Karate Warriors (U.S. version, 1976)
Though not as well known or loved as its predecessors, Karate Warriors was actually the fourth, and last, of The Streetfighter series in Japan. To the film’s fortune, it maintains the same level of action and sleazy fun as well. The story fits well within the series: Chiba plays all-around scumbag “Chico” caught in a proxy war of sorts between two yakuza gangs headed by brothers looking for heroin stashed away by a former boss. When Chiba finds the hidden heroin (by finding a clue conveniently hidden in the dead boss’ gravestone–wouldn’t it have been found by the person who placed the gravestone?), all hell breaks loose as Chiba tries to get away with the dope with the two gangs hot on his trail.
There are many bizarre idiosyncrasies throughout the film.
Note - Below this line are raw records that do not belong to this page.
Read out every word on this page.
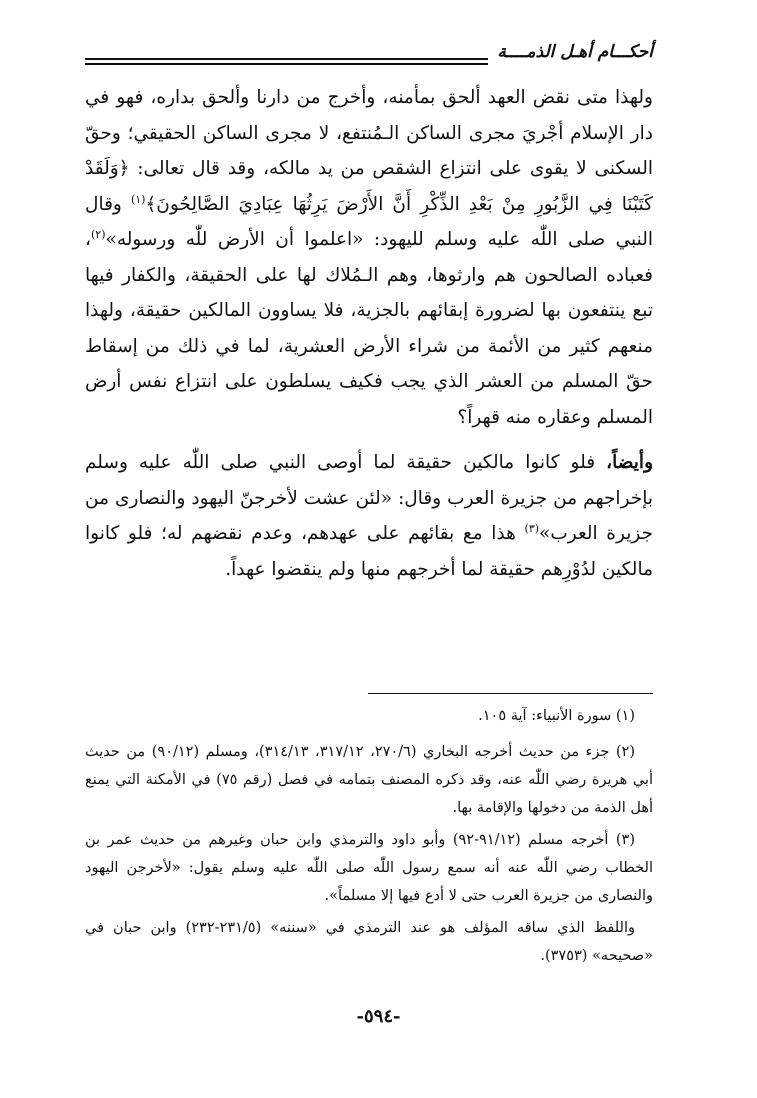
أحكـــام أهـل الذمــــة

ولهذا متى نقض العهد ألحق بمأمنه، وأخرج من دارنا وألحق بداره، فهو في دار الإسلام أجْريَ مجرى الساكن الـمُنتفع، لا مجرى الساكن الحقيقي؛ وحقّ السكنى لا يقوى على انتزاع الشقص من يد مالكه، وقد قال تعالى: ﴿وَلَقَدْ كَتَبْنَا فِي الزَّبُورِ مِنْ بَعْدِ الذِّكْرِ أَنَّ الأَرْضَ يَرِثُهَا عِبَادِيَ الصَّالِحُونَ﴾$^{(١)}$ وقال النبي صلى اللّٰه عليه وسلم لليهود: «اعلموا أن الأرض للّٰه ورسوله»$^{(٢)}$، فعباده الصالحون هم وارثوها، وهم الـمُلاك لها على الحقيقة، والكفار فيها تبع ينتفعون بها لضرورة إبقائهم بالجزية، فلا يساوون المالكين حقيقة، ولهذا منعهم كثير من الأئمة من شراء الأرض العشرية، لما في ذلك من إسقاط حقّ المسلم من العشر الذي يجب فكيف يسلطون على انتزاع نفس أرض المسلم وعقاره منه قهراً؟

وأيضاً، فلو كانوا مالكين حقيقة لما أوصى النبي صلى اللّٰه عليه وسلم بإخراجهم من جزيرة العرب وقال: «لئن عشت لأخرجنّ اليهود والنصارى من جزيرة العرب»$^{(٣)}$ هذا مع بقائهم على عهدهم، وعدم نقضهم له؛ فلو كانوا مالكين لدُوْرِهم حقيقة لما أخرجهم منها ولم ينقضوا عهداً.

(١) سورة الأنبياء: آية ١٠٥.

(٢) جزء من حديث أخرجه البخاري (٢٧٠/٦، ٣١٧/١٢، ٣١٤/١٣)، ومسلم (٩٠/١٢) من حديث أبي هريرة رضي اللّٰه عنه، وقد ذكره المصنف بتمامه في فصل (رقم ٧٥) في الأمكنة التي يمنع أهل الذمة من دخولها والإقامة بها.

(٣) أخرجه مسلم (٩١/١٢-٩٢) وأبو داود والترمذي وابن حبان وغيرهم من حديث عمر بن الخطاب رضي اللّٰه عنه أنه سمع رسول اللّٰه صلى اللّٰه عليه وسلم يقول: «لأخرجن اليهود والنصارى من جزيرة العرب حتى لا أدع فيها إلا مسلماً».

واللفظ الذي ساقه المؤلف هو عند الترمذي في «سننه» (٢٣١/٥-٢٣٢) وابن حبان في «صحيحه» (٣٧٥٣).

-٥٩٤-
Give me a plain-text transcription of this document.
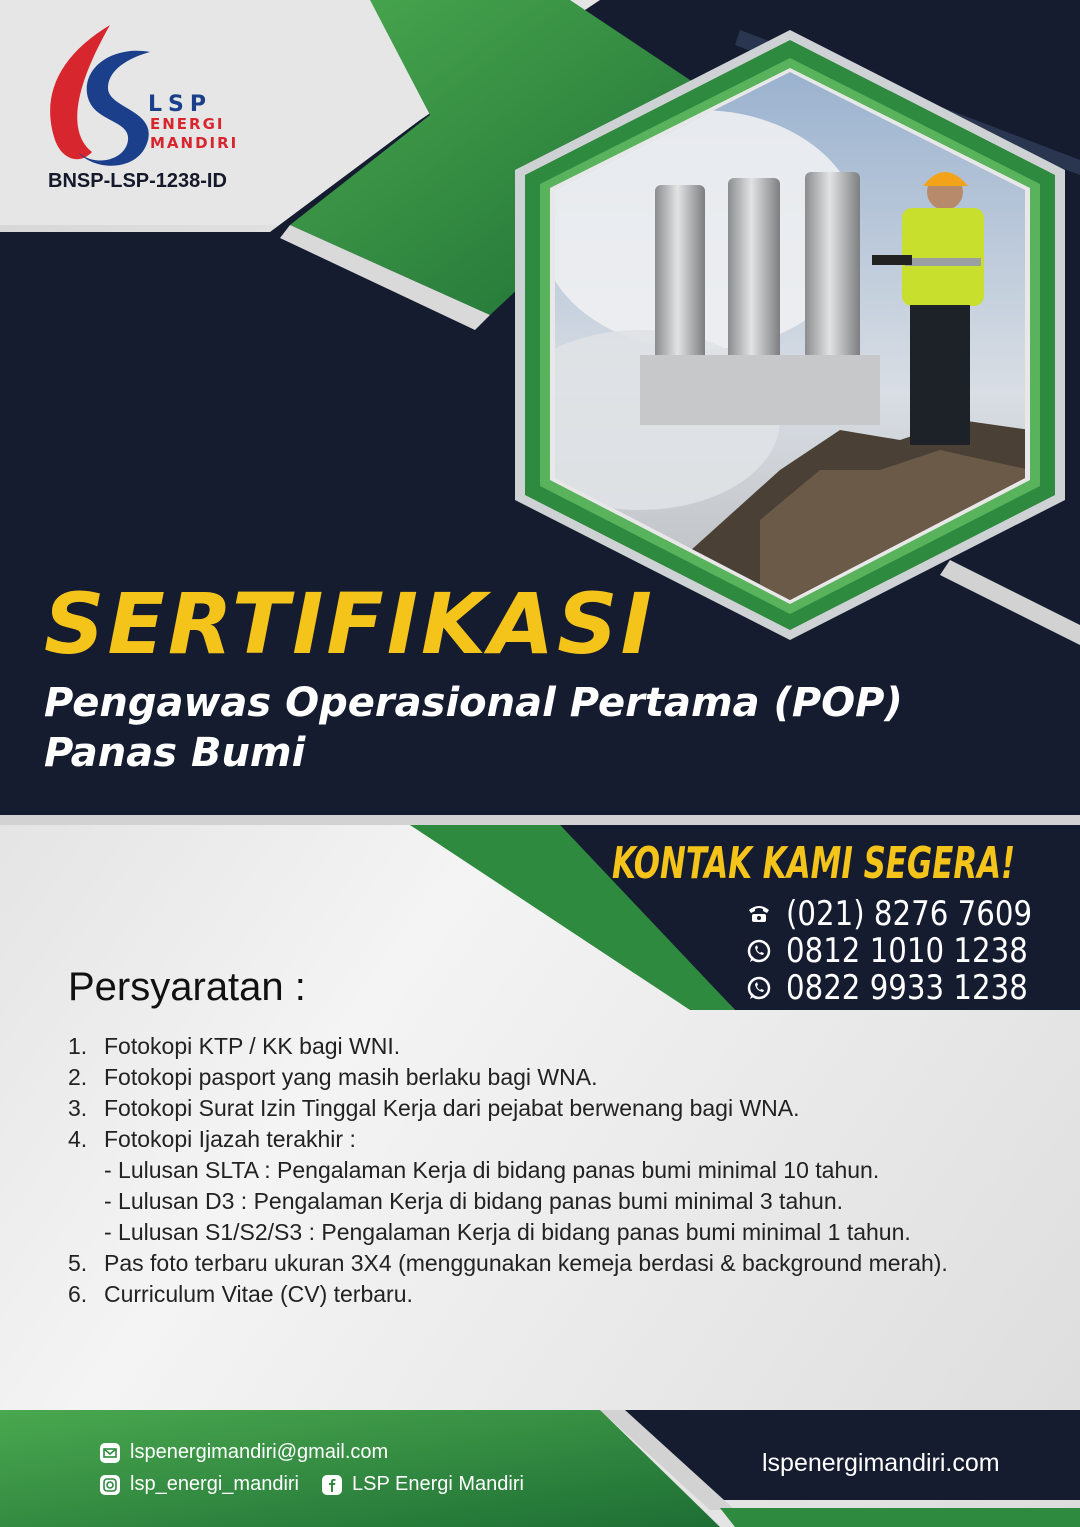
LSP
ENERGI
MANDIRI
BNSP-LSP-1238-ID
SERTIFIKASI
Pengawas Operasional Pertama (POP)
Panas Bumi
KONTAK KAMI SEGERA!
(021) 8276 7609
0812 1010 1238
0822 9933 1238
Persyaratan :
1. Fotokopi KTP / KK bagi WNI.
2. Fotokopi pasport yang masih berlaku bagi WNA.
3. Fotokopi Surat Izin Tinggal Kerja dari pejabat berwenang bagi WNA.
4. Fotokopi Ijazah terakhir :
- Lulusan SLTA : Pengalaman Kerja di bidang panas bumi minimal 10 tahun.
- Lulusan D3 : Pengalaman Kerja di bidang panas bumi minimal 3 tahun.
- Lulusan S1/S2/S3 : Pengalaman Kerja di bidang panas bumi minimal 1 tahun.
5. Pas foto terbaru ukuran 3X4 (menggunakan kemeja berdasi & background merah).
6. Curriculum Vitae (CV) terbaru.
lspenergimandiri@gmail.com
lsp_energi_mandiri	LSP Energi Mandiri
lspenergimandiri.com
Although obviously a modern film by the garish ’70s fashions the characters wear, one of the gangs employs a samurai, replete with katana and geta, to fight for them. Also, for a film with so many yakuza, there are relatively few guns. My guess is that the cause of this was pretty tight-budgeted thugs working for a stingy boss or a pretty tight-budgeted film crew working for a stingy film company. Oddly, one thing that wasn’t skimped on was camera effects: lots of slo-mo roundhouse kicks (take that Matrix! take that Chuck Norris!), punches, sword slashes, and more for maximum brutal fun. Prime stuff for the true Chiba fan.